▒ 1 ▒ Chaos

41 5 2
                                    

Enkele jaren later


Stofwolken ontnamen hem het zicht op Olympia, maar de steeds groter wordende massa en drukte  vertelden  Cleomenes  dat  de  eindbestemming  naderde. Het  was  broeierig warm.  Cimon, zijn  vriend, zag grauw van uitputting. 

'Sneller,' mompelde Cleomenes. Hij tuurde voor zich uit en ging iets rechter  zitten  op  zijn paard. Algauw  zaten  ze  midden in  de bedrijvigheid. Handelaars schreeuwden naar de toestromende reizigers en probeerden  hun  buren  te overdonderen. De haastig opgezette kraampjes langs de kant van de weg stonden propvol waren. Cimons  blik gleed naar een plateau met broodjes. 

'Stoppen we hier?' 

Cleomenes probeerde niet te letten op zijn hongerige reisgenoot en tuurde over de lange sliert mensen heen. Zelfs in de verte, waar de tempel van Zeus in normale omstandigheden misschien al te zien zou zijn, wemelde het van het volk.

Een jonge man die vlak voor Cleomenes' paard liep, draaide zich opeens om toen het paard naast zijn oor brieste. Zijn ogen werden groot toen hij de ongeduldige Spartaan zag.

'Maak plaats!' schreeuwde de man naar de mensen voor zich. Sommigen keken om en drumden verder, maar de meesten hoorden zijn kreet niet die opgeslokt werd door het lawaai.

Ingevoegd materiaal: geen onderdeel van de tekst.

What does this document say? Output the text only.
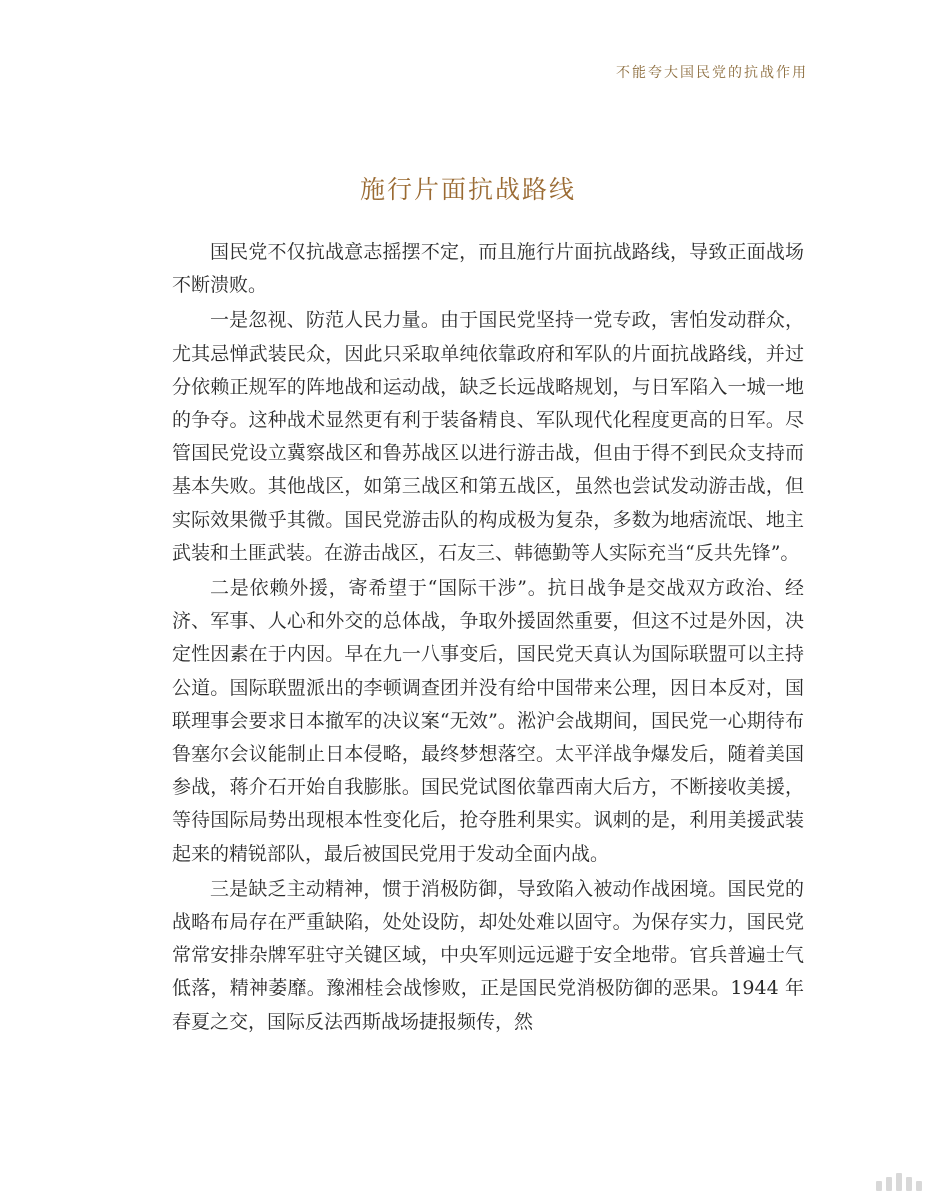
不能夸大国民党的抗战作用
施行片面抗战路线

国民党不仅抗战意志摇摆不定，而且施行片面抗战路线，导致正面战场不断溃败。

一是忽视、防范人民力量。由于国民党坚持一党专政，害怕发动群众，尤其忌惮武装民众，因此只采取单纯依靠政府和军队的片面抗战路线，并过分依赖正规军的阵地战和运动战，缺乏长远战略规划，与日军陷入一城一地的争夺。这种战术显然更有利于装备精良、军队现代化程度更高的日军。尽管国民党设立冀察战区和鲁苏战区以进行游击战，但由于得不到民众支持而基本失败。其他战区，如第三战区和第五战区，虽然也尝试发动游击战，但实际效果微乎其微。国民党游击队的构成极为复杂，多数为地痞流氓、地主武装和土匪武装。在游击战区，石友三、韩德勤等人实际充当“反共先锋”。

二是依赖外援，寄希望于“国际干涉”。抗日战争是交战双方政治、经济、军事、人心和外交的总体战，争取外援固然重要，但这不过是外因，决定性因素在于内因。早在九一八事变后，国民党天真认为国际联盟可以主持公道。国际联盟派出的李顿调查团并没有给中国带来公理，因日本反对，国联理事会要求日本撤军的决议案“无效”。淞沪会战期间，国民党一心期待布鲁塞尔会议能制止日本侵略，最终梦想落空。太平洋战争爆发后，随着美国参战，蒋介石开始自我膨胀。国民党试图依靠西南大后方，不断接收美援，等待国际局势出现根本性变化后，抢夺胜利果实。讽刺的是，利用美援武装起来的精锐部队，最后被国民党用于发动全面内战。

三是缺乏主动精神，惯于消极防御，导致陷入被动作战困境。国民党的战略布局存在严重缺陷，处处设防，却处处难以固守。为保存实力，国民党常常安排杂牌军驻守关键区域，中央军则远远避于安全地带。官兵普遍士气低落，精神萎靡。豫湘桂会战惨败，正是国民党消极防御的恶果。1944 年春夏之交，国际反法西斯战场捷报频传，然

Cleomenes had zich er al bij neergelegd dat het nog een tijdje zou duren. Zijn blik kruiste die van Cimon, die door zijn bruine haar wreef.

'We hebben nog ruim  voldoende tijd, hoor,'  verzekerde  Cimon  zijn nerveuze compagnon met een blik op al het eten dat om hen heen vervoerd werd. 'Je hebt de paarden de hele tocht lang afgemat.' 

De paarden kwamen abrupt tot stilstand toen een houten kar midden op de zandweg uit elkaar viel. De ezel die de kar trok liep verder, zich niets aantrekkend van het kleine drama achter zich.

'Waardeloos zijn jullie!' De kleine, gedrongen handelaar keek naar de restanten van zijn kar en tierde toen verder tegen de twee slaven die met grote ogen toekeken. Een van hen dook meteen naar de grond en raapte zoveel mogelijk amforen bij elkaar, maar de andere, een vrouw, was verlamd van angst. (1)

Voor de handelaar was dat het startsein om zijn woede op haar los te laten. Vanuit het niets toverde hij een stok tevoorschijn en regende het klappen op de slavin. Ze kromp ineen, maar bleef verder roerloos staan tussen de tientallen kruiken. De woeste man danste haast door zijn lading heen en bleef om zich heen slaan. Uit een van de amforen rolden glanzende olijven.

Het schouwspel ging niet onopgemerkt voorbij. Enkele reizigers morden of probeerden de man te bedaren. Bij het zien van zijn opgeheven stok, maakten de meesten zich snel uit de voeten.

Het deed Cleomenes opeens denken aan zijn zeventiende levensjaar, toen een krypteia plaatsvond. Het was een deel van hun opvoeding. De krypteia was een overlevingsproef, waarbij ze met zo weinig mogelijk middelen moesten zien te overleven op afgelegen plekken. Cleomenes had er middenin gezeten. Hij had zich aangesloten bij het groepje van Astro, maar was voor hen van weinig nut geweest. Terwijl zijn vrienden om ter meest slaven neerstaken, had hij enkel toegekeken. Misschien was hij toch een lafaard, zoals zijn broer hem achteraf had verweten.

Cleomenes wendde zijn blik af van de uitzinnige man en gebaarde naar Cimon. In tegenstelling tot  Cimon en Astro  had  Cleomenes  nog nooit deelgenomen aan  een  van  de vier  Panhelleense  Spelen (2). Vorig jaar was  Cimon naar Delphi getrokken, maar  was  hij  zonder  laurierkrans,  de  hoofdprijs,  teruggekeerd  naar Sparta. Een beruchte Athener had immers  die Spelen gewonnen. Omdat de Athener ook de Spelen in Korinthe en  Nemea had gewonnen, hoefde hij enkel nog die in Olympia te winnen om de eretitel "periodonikes" (3)  te krijgen. Hij zou dan immers alle Spelen uit de vierjarige cyclus gewonnen hebben,  een  immense eer.  Het was duidelijk dat Cimon het die Athener niet gunde, maar  Cleomenes  gunde zijn  vriend  de  overwinning  ook niet. Hij was vastbesloten zelf indruk te maken.